下村との面会3
「深詠子と一緒になるまではバリケードみたいに、磨美さんには毛嫌いされました。それが結婚するとえらくハメを外されて、藤波さんの事は妻より良く喋ってくれて、後で聞くと最近まで余り会ったことがないと高嶋さんから聞かされて吃驚しました」
「ぼくも話はよく聞かされたが、亡くなる前は一度ぐらいしか磨美さんには会ってないのに、僕の事を良く知っていて、下村さん同様に驚かされました」
そこで磨美さんから藤波を深詠子はどれほど愛していたか聞かされた。下村の根底には深詠子と磨美から聞かされて、どうやら藤波と謂う男の人格が形成され、影のように脳裏の奥深いところに蓄積された。しかも藤波のお陰で深詠子との幸福が成り立っている実感を常に噛み締めて、仕事が益々順調に続いた。益々拡大した事業が失敗すると妻に延々と諭された。これが全ての根底を覆すようにあの事件に下村は突き進んだ。その細かい過程が此の裁判の焦点だと、高嶋が下村との面会で追求するが直前で躱された。

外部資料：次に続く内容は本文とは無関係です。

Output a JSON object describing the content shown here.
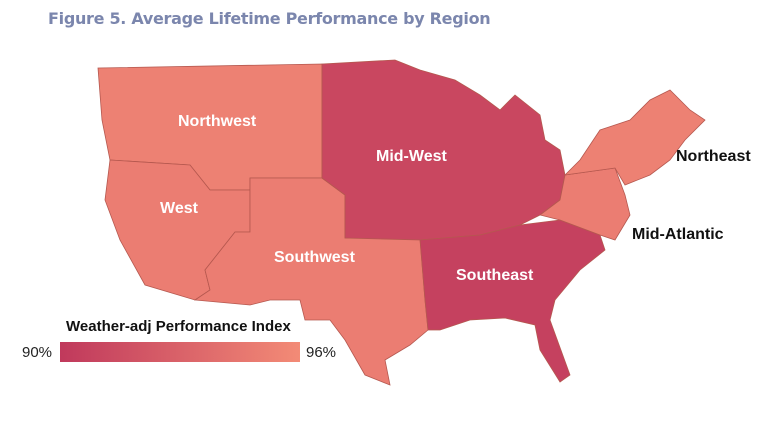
{
  "title": "Figure 5. Average Lifetime Performance by Region",
  "legend": {
    "title": "Weather-adj Performance Index",
    "min_label": "90%",
    "max_label": "96%",
    "min_value": 90,
    "max_value": 96,
    "color_low": "#c0395c",
    "color_high": "#f38b76"
  },
  "regions": [
    {
      "key": "northwest",
      "name": "Northwest",
      "index": 95.3
    },
    {
      "key": "west",
      "name": "West",
      "index": 95.0
    },
    {
      "key": "southwest",
      "name": "Southwest",
      "index": 95.0
    },
    {
      "key": "midwest",
      "name": "Mid-West",
      "index": 91.0
    },
    {
      "key": "southeast",
      "name": "Southeast",
      "index": 90.6
    },
    {
      "key": "northeast",
      "name": "Northeast",
      "index": 95.3
    },
    {
      "key": "midatlantic",
      "name": "Mid-Atlantic",
      "index": 95.0
    }
  ]
}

「それで、どうしてもその点について詳しく言ってもらえれば、遺された人たちも何処かで心穏やかに過ごせるでしょう」
もう直ぐお盆になる。快く彼女を見送りたい。
「高嶋さんの話だと、丹後の実家には美澄と孝史の遺骨を持って行き、深詠子はあなたのところにあるんですね」
「ええ、お兄さんも実家のご両親も納得されて、わたしの家で供養しています」
申し訳ないと下村は深々と頭を下げた。
下村にはそんな話より、存在した深詠子の過去に生きていた。これからも想い出を大事にしたいが、この手で殺った苦しみから逃れ、対等に想い出に浸るには、あの世の深詠子に先ずは許しを請う。そのために藤波に告白して気持ちの整理をしたいようだ。